En Flandre, la ministre de la Mobilité, Kathleen Van Brempt (SP.A), a débloqué pour 2008 et 2009 un budget de 14,3 millions d’euros pour développer des actions en faveur de la sécurité routière. Une partie importante de ce montant est allouée à l’éducation. Ainsi, à partir de cette année, les élèves en fin de secondaire pourront présenter gratuitement leur examen théorique de conduite dans 90 % des écoles flamandes. Pour le VAB, il s’agit d’une bonne initiative. Matienko déclare :  » Nous avons effectué un sondage auprès des jeunes pour évaluer leurs connaissances du code de la route.
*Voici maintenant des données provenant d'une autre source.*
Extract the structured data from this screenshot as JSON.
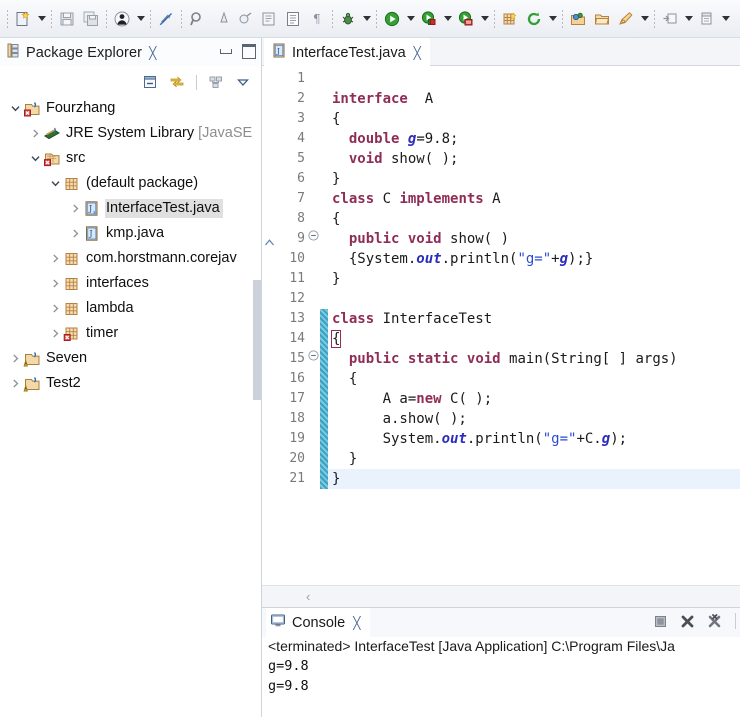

Le résultat démontre que cette connaissance est très faible. Les jeunes cyclistes courent un grand risque car ils ignorent le code de la route. Nous avons également analysé l’apport de l’enseignement secondaire sur le plan de l’éducation routière. Le résultat démontre qu’il est pratiquement nul. Van Brempt a pris ces constatations très à c£ur. Cela résout-il tous les problèmes ? Non, mais c’est un pas dans la bonne direction. Les enfants se voient dispenser une éducation routière dans l’enseignement inférieur, et puis plus rien. Nous souhaitons qu’il y ait plus d’heures consacrées à l’étude des techniques routières à l’école, étalées sur les différentes années scolaires. Dans le secondaire, bon nombre de jeunes se rendent à l’école à vélo, sans réellement connaître le code de la route. Ils ne peuvent donc pas mesurer les risques encourus dans la circulation.  » Danny Smagghe, de Touring, déplore cependant que le nombre d’heures de conduite pour l’obtention du permis de conduire ait été réduit.  » La formation de conduite que dispensent les instructeurs est en effet différente de celle que l’on peut acquérir dans les livres ou sur ordinateur « , plaide-t-il.

110, 120 ou 130 km/h

Le secrétaire d’Etat à la Mobilité, Etienne Schouppe (CD&V), a marqué de bons points auprès de Touring et du VAB avec la création de l’Observatoire pour la sécurité routière, dépendant de l’IBSR. L’Observatoire doit collecter des données sur les causes exactes d’un accident. Jusqu’à présent, cette analyse approfondie faisait défaut. Mais la proposition de Schouppe visant à réduire la vitesse maximale à 110 km/h par mauvais temps sur autoroute sème à nouveau le désaccord. Danny Smagghe précise :  » Nous accueillons la proposition, mais nous demandons que, par beau temps, la vitesse maximale soit augmentée jusqu’à 130 km/h. Schouppe s’est basé sur un certain nombre de pays où cette réglementation en cas de mauvais temps est déjà d’application, comme la France, les Pays-Bas et l’Allemagne. Le nombre de victimes y a baissé. Nous voulons aller dans ce sens : le système des 110-130 km/h a déjà permis de réduire le nombre de victimes de la route dans neuf pays européens.  » Maarten Matienko n’est pas convaincu :  » Une limitation de vitesse à 130 km/h n’a pas de sens. Elle augmente le risque d’accidents car la différence de vitesse sur autoroute devient plus importante. Certains conducteurs roulent à 130 km/h, d’autres s’en tiennent à 120 ou 110 km/h. Sur autoroute, plus la différence de vitesse est grande, plus le risque d’accident est important. En outre, à 110 km/h, on a 12 % de chances supplémentaires d’avoir un accident qu’à 100 km/h.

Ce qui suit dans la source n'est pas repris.